España es, y este es uno de los datos más llamativos, el país donde más personas confirman haberla probado: doce de cada cien personas lo han hecho (excluyendo a los menores, son casi cinco millones de personas). En 2007 eran ocho de cada cien. Al comienzo de los 2000, cinco. ¿Por qué? Noche de sábado, cola en el baño de un bar, parejas o tríos que entran juntos y salen acelerados, con las pupilas dilatadas y la lengua desatada. ¿Una rayita? Festival de música, reparto de funciones: unos compran las entradas y otros pillan. ¿Una rayita? Cena de negocios, se cierra un trato y se adereza con copa y visita al baño o se adelanta la visita a mitad del menú para maridar la adrenalina de la caza del contrato. ¿Una rayita? Fiestas patronales, plegaria a la Virgen y tiros en un callejón. ¿Una rayita? O un lunes cualquiera que se tuerce en la oficina pero hay que rendir. ¿Una rayita?
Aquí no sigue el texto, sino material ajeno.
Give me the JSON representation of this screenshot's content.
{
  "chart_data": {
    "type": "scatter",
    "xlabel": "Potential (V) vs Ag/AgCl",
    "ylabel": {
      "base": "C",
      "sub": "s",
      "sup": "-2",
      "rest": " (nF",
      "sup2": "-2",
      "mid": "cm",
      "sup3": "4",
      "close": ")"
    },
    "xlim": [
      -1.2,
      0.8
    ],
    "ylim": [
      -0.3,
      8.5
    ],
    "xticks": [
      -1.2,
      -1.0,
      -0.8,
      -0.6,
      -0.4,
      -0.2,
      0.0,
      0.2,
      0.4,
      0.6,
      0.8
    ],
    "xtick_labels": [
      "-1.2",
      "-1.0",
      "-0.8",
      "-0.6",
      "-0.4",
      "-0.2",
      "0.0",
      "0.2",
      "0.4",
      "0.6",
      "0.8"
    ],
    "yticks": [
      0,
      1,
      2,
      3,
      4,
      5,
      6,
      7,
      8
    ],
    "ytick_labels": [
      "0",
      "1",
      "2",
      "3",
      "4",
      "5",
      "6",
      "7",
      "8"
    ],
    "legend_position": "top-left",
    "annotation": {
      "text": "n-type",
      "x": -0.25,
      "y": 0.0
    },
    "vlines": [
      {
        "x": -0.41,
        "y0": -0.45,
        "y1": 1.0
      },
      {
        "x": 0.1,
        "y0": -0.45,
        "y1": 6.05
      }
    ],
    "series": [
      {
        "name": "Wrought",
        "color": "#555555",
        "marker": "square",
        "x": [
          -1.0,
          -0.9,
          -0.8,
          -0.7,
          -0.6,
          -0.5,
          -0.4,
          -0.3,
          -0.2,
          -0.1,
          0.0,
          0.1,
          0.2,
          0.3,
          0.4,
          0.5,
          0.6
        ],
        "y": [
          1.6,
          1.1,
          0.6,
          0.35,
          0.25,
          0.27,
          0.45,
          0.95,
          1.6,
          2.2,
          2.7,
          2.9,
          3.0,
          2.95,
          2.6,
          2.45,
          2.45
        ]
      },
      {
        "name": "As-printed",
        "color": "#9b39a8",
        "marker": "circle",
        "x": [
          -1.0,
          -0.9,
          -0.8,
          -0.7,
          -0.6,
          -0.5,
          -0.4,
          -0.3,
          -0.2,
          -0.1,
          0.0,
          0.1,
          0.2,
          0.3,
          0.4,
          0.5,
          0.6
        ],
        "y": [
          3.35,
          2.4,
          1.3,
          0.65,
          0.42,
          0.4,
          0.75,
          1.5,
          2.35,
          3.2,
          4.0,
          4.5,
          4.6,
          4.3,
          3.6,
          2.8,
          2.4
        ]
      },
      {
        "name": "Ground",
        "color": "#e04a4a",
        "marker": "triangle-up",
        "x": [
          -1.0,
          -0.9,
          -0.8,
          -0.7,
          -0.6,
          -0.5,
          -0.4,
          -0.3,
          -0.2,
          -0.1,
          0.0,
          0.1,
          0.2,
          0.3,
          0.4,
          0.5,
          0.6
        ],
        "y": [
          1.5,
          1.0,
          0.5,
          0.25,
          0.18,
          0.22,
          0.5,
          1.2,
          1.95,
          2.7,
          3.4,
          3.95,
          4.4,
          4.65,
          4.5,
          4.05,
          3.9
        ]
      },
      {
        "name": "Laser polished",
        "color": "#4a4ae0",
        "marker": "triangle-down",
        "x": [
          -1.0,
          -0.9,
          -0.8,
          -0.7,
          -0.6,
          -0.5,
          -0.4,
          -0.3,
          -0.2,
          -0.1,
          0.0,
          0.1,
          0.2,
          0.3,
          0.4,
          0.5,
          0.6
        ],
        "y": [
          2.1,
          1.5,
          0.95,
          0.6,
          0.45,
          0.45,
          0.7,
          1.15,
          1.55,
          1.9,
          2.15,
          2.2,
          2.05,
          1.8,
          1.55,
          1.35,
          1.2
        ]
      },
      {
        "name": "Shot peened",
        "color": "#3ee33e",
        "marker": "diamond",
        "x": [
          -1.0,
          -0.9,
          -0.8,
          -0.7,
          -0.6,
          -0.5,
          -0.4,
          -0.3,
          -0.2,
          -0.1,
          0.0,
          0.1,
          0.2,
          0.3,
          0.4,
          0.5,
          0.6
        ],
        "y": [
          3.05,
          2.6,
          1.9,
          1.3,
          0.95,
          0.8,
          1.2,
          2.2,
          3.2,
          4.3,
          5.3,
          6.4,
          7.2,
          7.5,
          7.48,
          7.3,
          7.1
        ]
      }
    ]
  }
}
O una reunión entre amigos en la que el postre se sustituye por el azúcar glas que alguien ha traído en una bolsita, cerrado con el alambre del pan bimbo. ¿Una rayita? O una fiesta en una casa en la que ya no hay ni que meterse a hurtadillas. ¿Una rayita? O un profesor universitario en su despacho entre clases, harto de corregir exámenes. ¿Una rayita? O un músico azuzando las musas o espantando los fantasmas, que probablemente sea lo mismo. ¿Una rayita? O un camarero escabulléndose al baño para meterse y aguantar. ¿Una rayita? O una modelo tras un desfile, como dice la canción de Loquillo, "Chanel, cocaína y Dom Pérignon". (...)
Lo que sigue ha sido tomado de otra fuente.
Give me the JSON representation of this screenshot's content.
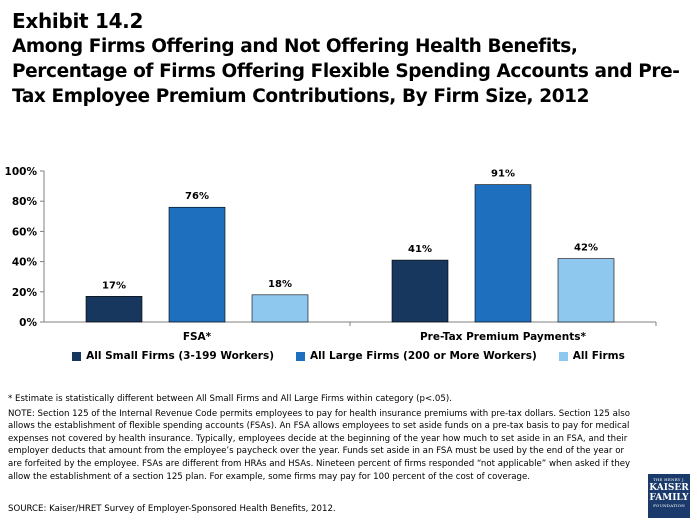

O dos médicos en un hospital para resistir el agotamiento y estrés de la guardia. ¿Una rayita? O cualquier otra opción porque caben muchas más y todas son válidas y ciertas. ¿Una rayita? La cocaína está desde hace años integrada en España. Su consumo ya no resulta extraordinario; se ha normalizado. Aunque siga tomándose a escondidas (la ceremonia es parte del consumo) y no se confiese que se hace, es habitual, no sorprende su presencia para quienes la consumen ni para quienes no, al menos en ciertos momentos o contextos y, sobre todo, en ese sector de la población de los adultos entre los treinta y los cincuenta. Su consumo se mantiene estable o sujeto, como el de tantos otros productos, a los ciclos económicos. (...)

Ya no es exclusiva de esa clase alta, de los poderosos o los ricos. Se ha democratizado. El límite es el sueldo. Y ha sucedido, y sigue haciéndolo, en silencio. Sorprende lo integrada que está, como choca que no se hable de ello. De la coca solo se habla para pillar y nunca por su nombre, como si nombrándola se invocara una maldición. (...)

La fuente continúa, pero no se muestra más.